Burnout is now an official medical condition. On the occasion of its 72nd World Health Assembly, the World Health Organization (WHO) has included burnout in its international ranking of diseases.
Burnout has entered the International Classification of Diseases of the World Health Organization (WHO), which serves as a basis for establishing health trends and statistics. This decision has been adopted by WHO Member States, meeting since May 20, and until May 28, in Geneva as part of the World Assembly of the organization.
“This is the first time” that the burnout has entered the classification, told reporters Monday a spokesman for the WHO, Tarik Jasarevic. Another first: the video game disorder – defined as a loss of control over video game playing with damaging repercussions – has been added to the section on addiction disorders.
The WHO Classification of Diseases provides a common language that allows health professionals around the world to exchange health information. Burnout, which enters the section on “problems associated with” employment or unemployment, is now codenamed QD85.
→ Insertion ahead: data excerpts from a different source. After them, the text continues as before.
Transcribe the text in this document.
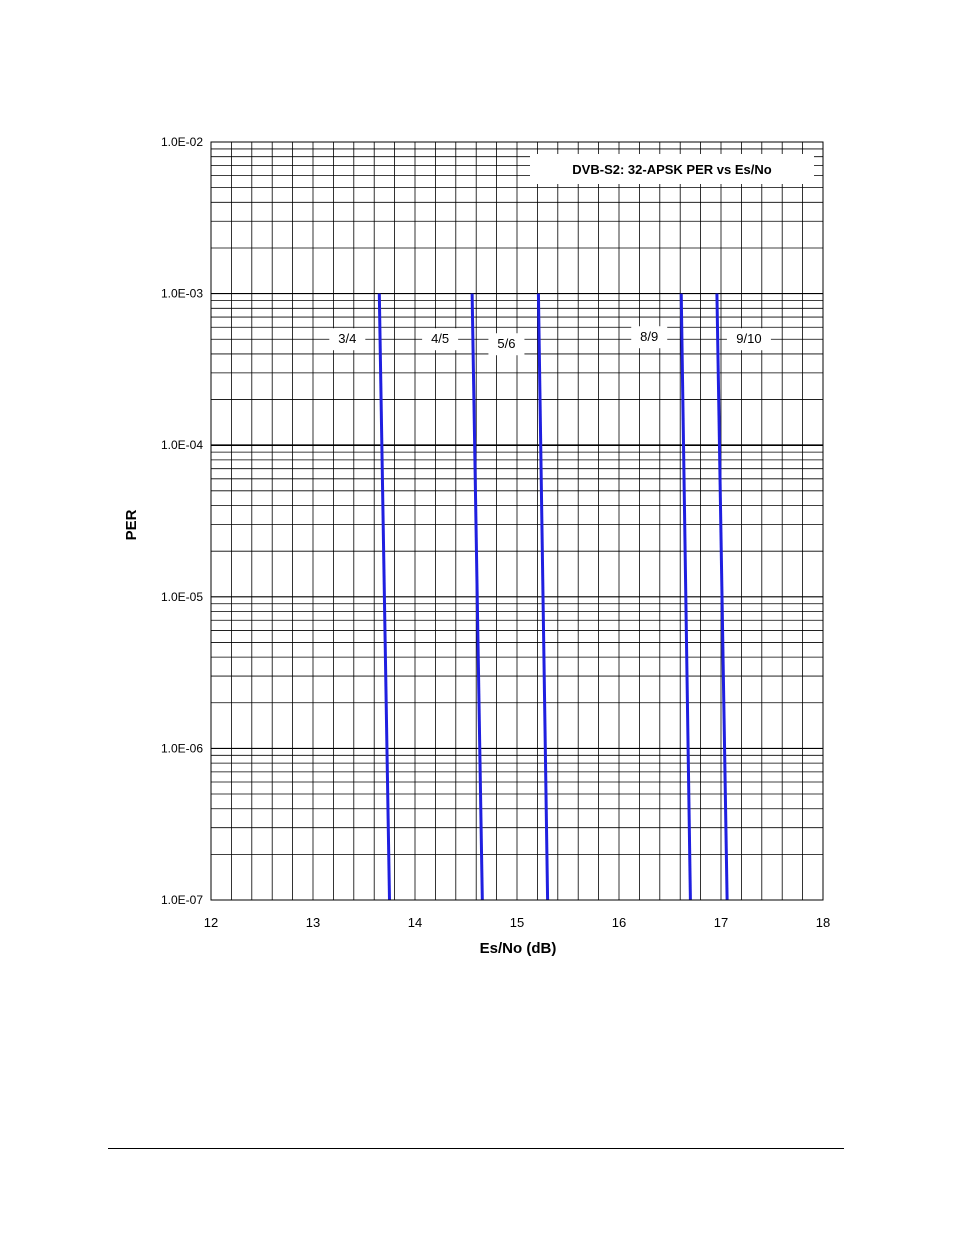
3/4	4/5	5/6	8/9	9/10
1.0E-07
1.0E-06
1.0E-05
1.0E-04
1.0E-03
1.0E-02
12	13	14	15	16	17	18
DVB-S2: 32-APSK PER vs Es/No
Es/No (dB)
PER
Burnout is described as “a syndrome (…) resulting from chronic stress at work that has not been successfully managed” and is characterized by three elements: a sense of exhaustion, cynicism or negativistic feelings related to work and a reduced professional efficiency “. The WHO registry states that burnout “refers specifically to phenomena related to the work context and should not be used to describe experiences in other areas of life”.
Until now, burnout had suffered from a lack of recognition that results in an often late diagnosis.
The new classification, called CIP-11, already published last year, was formally adopted during this 72nd World Assembly. It will come into effect on January 1, 2022. It includes new chapters, including one on sexual health. It covers conditions previously classified elsewhere, such as “gender incongruence”, namely transsexualism, previously classified with mental disorders.